BENTON — State Sen. Gary Forby, D-Benton, and some other state legislators blasted Gov. Bruce Rauner on Saturday for his veto of a bill that would have re-opened the Hardin County Work Camp.
The camp closed in January of this year, sending more than 60 employees to other parts of the state, creating an economic deficit in that area, according to a news release.
The work camp opened in 1980. In June 2015, the governor announced the closing of the work camp as part of budget cuts, saying it would save $1 million annually and save on $9.8 million worth of repairs that needed to be done to keep it open, according to past articles.
Forby and the others expressed their disappointment.
“Am I disappointed? Yes. Am I shocked? No,” Forby said. “This governor doesn’t give a lick about Southern Illinois. He’s just another snake oil salesman from Chicago. Closing down state facilities in parts of the state that truly need an economic boost just doesn’t make sense."
Forby said this bill received bipartisan support because lawmakers on both sides of the aisle understand the importance of the work being done at the camp and the economic impact to the surrounding communities.
"The only explanation I can come up with is, he’s just a terrible governor," Forby said.
Also sharing his surprise was state Rep. Brandon Phelps, D-Harrisburg.
“I was shocked that Gov. Bruce Rauner single-handedly closed the Hardin County Work Camp, after Democratic and Republican lawmakers urged him to keep the facility open,” Phelps said.
Phelps said he worked with fellow legislators in both parties to pass legislation to reopen the facility.

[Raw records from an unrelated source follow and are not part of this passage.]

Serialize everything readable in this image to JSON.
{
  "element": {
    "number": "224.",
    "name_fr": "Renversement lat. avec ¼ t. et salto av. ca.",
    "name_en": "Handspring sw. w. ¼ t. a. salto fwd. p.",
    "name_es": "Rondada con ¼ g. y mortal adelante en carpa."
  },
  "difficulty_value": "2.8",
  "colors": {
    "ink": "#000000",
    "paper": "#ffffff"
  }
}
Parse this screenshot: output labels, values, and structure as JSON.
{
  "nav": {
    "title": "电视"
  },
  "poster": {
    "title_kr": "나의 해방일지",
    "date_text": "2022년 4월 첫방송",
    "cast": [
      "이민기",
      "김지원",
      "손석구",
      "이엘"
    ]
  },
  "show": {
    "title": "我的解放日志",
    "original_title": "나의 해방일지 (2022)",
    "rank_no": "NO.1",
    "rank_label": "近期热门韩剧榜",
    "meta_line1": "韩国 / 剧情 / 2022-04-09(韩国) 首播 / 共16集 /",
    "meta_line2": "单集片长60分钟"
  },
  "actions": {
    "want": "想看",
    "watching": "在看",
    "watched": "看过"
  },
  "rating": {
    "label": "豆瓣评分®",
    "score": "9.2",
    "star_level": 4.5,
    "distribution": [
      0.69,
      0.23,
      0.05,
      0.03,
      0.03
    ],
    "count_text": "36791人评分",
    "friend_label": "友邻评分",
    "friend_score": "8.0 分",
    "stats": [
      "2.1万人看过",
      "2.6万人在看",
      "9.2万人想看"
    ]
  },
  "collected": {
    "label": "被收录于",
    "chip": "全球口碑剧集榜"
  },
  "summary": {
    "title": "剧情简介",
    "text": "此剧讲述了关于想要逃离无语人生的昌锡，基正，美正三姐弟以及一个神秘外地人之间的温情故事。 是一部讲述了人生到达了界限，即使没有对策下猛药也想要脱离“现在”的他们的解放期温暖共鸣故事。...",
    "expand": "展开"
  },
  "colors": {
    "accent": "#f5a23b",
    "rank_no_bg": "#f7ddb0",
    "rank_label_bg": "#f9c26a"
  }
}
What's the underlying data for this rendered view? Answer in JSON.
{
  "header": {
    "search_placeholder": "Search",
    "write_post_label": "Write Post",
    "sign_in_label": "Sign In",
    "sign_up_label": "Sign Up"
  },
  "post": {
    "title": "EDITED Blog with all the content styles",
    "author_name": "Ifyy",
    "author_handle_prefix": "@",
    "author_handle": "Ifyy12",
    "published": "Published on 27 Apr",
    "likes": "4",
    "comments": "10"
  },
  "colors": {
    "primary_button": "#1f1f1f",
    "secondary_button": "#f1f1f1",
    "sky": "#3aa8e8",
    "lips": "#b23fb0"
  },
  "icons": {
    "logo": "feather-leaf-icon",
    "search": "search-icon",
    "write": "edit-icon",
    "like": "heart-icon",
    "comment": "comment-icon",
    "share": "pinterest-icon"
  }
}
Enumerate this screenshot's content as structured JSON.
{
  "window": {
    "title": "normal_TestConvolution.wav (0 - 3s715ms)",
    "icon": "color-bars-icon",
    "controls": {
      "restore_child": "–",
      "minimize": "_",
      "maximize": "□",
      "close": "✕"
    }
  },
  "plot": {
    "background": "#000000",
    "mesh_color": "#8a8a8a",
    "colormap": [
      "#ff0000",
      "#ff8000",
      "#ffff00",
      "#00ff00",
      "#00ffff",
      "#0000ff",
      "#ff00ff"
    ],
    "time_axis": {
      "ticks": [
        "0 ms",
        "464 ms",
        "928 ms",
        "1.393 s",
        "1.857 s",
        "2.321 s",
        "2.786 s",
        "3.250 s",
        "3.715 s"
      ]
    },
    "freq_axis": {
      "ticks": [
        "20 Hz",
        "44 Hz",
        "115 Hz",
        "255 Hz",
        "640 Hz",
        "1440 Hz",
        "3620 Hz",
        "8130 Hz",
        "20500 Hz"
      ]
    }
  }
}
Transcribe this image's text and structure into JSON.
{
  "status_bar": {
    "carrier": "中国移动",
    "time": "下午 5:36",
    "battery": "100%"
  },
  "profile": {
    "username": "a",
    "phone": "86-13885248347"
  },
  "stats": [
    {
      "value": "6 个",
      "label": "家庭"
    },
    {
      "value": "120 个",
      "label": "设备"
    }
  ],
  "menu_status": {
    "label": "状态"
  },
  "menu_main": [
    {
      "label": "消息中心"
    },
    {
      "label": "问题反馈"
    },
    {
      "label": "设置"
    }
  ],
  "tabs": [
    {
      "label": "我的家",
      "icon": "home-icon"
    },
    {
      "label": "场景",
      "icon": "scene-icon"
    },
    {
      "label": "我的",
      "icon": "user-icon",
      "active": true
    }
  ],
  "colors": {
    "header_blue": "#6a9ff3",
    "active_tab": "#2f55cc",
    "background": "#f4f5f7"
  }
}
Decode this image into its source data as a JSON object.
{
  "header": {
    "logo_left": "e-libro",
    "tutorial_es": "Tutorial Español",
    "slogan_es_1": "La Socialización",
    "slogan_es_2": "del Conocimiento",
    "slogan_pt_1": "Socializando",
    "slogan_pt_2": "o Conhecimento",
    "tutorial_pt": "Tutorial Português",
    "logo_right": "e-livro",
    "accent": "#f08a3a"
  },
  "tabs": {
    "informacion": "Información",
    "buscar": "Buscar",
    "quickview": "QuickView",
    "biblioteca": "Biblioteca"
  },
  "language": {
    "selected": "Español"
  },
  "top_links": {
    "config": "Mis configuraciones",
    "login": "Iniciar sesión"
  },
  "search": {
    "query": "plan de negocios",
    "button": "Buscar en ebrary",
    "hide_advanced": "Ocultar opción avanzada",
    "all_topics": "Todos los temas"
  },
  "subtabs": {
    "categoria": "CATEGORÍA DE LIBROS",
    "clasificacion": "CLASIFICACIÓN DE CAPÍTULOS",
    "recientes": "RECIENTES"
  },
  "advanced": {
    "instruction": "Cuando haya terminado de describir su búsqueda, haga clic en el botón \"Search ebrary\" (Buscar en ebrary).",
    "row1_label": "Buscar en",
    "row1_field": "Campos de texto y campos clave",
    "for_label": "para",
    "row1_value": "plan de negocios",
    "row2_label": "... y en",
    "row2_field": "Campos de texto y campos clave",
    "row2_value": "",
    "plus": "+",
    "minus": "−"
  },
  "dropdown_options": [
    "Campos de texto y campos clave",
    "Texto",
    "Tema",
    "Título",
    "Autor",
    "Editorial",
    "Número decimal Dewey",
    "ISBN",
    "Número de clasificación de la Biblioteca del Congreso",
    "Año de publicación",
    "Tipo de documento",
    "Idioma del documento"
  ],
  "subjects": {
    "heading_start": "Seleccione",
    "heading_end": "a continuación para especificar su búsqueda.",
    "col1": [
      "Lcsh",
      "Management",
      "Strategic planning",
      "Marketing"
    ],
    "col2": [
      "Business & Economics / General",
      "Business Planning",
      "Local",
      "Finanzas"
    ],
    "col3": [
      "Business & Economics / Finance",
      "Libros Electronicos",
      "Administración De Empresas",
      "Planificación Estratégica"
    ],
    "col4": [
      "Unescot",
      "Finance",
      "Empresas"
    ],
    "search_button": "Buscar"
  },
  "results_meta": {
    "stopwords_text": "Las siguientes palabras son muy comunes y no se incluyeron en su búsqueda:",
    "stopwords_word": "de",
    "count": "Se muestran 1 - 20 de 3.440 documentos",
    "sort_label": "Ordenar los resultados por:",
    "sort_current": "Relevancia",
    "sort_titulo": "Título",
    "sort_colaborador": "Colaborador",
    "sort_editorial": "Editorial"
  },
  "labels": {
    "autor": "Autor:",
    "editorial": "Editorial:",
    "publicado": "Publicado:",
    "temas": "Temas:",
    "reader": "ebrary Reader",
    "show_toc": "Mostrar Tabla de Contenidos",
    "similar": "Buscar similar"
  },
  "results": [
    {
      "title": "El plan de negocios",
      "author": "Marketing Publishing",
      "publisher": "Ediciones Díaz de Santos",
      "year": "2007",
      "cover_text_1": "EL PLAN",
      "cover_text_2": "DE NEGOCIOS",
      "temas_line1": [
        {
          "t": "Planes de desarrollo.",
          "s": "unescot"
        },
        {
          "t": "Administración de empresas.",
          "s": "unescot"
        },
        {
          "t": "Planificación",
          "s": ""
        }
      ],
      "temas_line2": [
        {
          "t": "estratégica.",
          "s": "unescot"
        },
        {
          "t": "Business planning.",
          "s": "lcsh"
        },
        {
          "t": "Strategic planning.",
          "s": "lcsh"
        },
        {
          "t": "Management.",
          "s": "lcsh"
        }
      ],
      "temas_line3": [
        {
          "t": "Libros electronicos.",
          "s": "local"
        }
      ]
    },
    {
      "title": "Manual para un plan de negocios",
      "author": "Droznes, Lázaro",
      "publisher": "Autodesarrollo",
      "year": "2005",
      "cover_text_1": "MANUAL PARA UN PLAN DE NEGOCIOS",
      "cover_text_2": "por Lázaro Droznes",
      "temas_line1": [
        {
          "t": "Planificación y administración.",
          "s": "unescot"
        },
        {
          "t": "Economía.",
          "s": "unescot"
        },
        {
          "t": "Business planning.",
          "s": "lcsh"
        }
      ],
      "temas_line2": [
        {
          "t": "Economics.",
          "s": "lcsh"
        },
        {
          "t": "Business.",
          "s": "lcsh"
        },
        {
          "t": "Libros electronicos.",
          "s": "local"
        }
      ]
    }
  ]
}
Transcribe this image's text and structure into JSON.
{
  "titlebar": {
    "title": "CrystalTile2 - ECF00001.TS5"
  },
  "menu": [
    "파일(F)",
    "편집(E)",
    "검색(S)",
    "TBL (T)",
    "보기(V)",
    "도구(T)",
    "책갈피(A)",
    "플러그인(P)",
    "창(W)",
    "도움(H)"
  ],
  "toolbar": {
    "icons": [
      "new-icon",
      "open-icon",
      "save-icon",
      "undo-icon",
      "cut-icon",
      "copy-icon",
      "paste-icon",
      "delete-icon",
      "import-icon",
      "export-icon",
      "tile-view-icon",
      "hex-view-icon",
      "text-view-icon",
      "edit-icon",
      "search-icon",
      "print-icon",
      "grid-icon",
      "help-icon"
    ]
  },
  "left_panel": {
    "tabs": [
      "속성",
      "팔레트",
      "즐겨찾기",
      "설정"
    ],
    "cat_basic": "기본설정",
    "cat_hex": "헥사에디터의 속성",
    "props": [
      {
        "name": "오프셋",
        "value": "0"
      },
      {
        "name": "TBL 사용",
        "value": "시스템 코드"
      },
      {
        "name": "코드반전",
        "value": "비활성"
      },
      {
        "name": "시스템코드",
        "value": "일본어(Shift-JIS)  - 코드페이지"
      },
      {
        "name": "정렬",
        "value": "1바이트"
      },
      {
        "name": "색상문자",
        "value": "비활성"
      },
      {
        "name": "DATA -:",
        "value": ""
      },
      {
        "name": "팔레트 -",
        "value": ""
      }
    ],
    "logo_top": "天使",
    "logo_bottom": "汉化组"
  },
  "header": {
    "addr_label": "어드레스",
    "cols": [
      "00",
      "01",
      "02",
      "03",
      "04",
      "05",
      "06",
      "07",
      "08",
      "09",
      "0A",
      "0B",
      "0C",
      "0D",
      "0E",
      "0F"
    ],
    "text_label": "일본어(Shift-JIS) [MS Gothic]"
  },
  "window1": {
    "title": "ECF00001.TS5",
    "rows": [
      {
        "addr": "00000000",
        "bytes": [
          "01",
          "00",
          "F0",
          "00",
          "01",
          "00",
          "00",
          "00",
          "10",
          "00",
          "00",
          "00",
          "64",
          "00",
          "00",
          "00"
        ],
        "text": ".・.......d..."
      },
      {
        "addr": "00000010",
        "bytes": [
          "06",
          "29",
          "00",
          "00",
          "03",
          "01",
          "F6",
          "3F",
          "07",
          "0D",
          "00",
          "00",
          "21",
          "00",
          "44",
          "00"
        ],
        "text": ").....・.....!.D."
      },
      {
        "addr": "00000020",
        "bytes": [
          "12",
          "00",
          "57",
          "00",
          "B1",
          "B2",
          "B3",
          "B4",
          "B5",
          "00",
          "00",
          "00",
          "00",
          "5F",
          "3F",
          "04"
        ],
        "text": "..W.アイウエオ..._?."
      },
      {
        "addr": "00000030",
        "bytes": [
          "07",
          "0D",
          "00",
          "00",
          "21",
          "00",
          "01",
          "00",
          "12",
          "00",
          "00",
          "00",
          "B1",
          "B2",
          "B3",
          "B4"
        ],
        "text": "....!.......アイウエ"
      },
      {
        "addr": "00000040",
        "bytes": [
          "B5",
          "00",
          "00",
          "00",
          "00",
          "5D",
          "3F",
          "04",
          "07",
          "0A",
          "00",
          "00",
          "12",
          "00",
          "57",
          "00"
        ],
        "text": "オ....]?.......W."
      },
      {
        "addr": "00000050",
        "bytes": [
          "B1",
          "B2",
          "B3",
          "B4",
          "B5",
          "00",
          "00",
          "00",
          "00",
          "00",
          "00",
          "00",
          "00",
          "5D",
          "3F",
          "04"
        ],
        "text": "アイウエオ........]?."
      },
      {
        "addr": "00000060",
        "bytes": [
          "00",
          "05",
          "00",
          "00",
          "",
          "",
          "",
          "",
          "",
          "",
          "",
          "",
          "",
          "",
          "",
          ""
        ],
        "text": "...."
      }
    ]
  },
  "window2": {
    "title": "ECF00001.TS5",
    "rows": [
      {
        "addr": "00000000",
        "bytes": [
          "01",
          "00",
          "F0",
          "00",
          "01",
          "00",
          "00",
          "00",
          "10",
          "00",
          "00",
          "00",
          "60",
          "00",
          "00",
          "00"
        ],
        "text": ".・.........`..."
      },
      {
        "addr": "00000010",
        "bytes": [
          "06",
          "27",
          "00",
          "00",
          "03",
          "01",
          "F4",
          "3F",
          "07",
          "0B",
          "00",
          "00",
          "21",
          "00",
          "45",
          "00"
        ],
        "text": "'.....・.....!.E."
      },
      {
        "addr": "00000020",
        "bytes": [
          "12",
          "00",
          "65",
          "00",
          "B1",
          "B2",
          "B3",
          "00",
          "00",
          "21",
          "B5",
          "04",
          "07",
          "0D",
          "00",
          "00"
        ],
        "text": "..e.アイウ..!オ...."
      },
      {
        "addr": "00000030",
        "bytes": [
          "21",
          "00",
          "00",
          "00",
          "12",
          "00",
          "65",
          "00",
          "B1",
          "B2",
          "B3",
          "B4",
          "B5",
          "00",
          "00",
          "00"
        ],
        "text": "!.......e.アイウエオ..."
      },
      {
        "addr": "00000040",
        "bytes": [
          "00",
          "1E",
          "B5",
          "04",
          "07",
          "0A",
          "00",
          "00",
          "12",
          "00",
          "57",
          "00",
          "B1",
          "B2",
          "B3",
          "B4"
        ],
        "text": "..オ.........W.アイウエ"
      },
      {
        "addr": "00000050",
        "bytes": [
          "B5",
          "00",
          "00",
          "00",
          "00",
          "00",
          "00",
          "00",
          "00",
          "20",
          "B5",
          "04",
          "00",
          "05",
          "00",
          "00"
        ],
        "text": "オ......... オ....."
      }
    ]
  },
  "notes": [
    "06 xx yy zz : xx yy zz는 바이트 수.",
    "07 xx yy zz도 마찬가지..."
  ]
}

"By vetoing the bill, our billionaire governor from Chicago once again demonstrated he doesn’t care about communities in Southern Illinois and showed everybody how much is at stake in the November election and in 2018 when he is on the ballot again," Phelps said. "Southern Illinoisans will not forget.”
State Rep. John Bradley, D-Marion, accused the governor of using his money to buy "legislative lapdogs" who would not defend the interests of Southern Illinoisians.
"Rauner's veto was a result of his obsession with annihilating organized labor and hurting union members, like those who worked at the Hardin Camp," Bradley continued. "Rauner hates unions because they fight for fair wages, decent benefits and safe working conditions for everyone, and in the private sector they demand that workers receive a fair share of the profits, which means less money for people like Rauner."
He went on to say that Rauner made his fortune at an investment firm that owned companies that profit from privatization of prisons and the probation system.
"Rauner may well be trying to dismantle and privatize our criminal justice system to financially benefit himself, his former business partners, and the wealthy individuals who fund his political activities," Bradley said.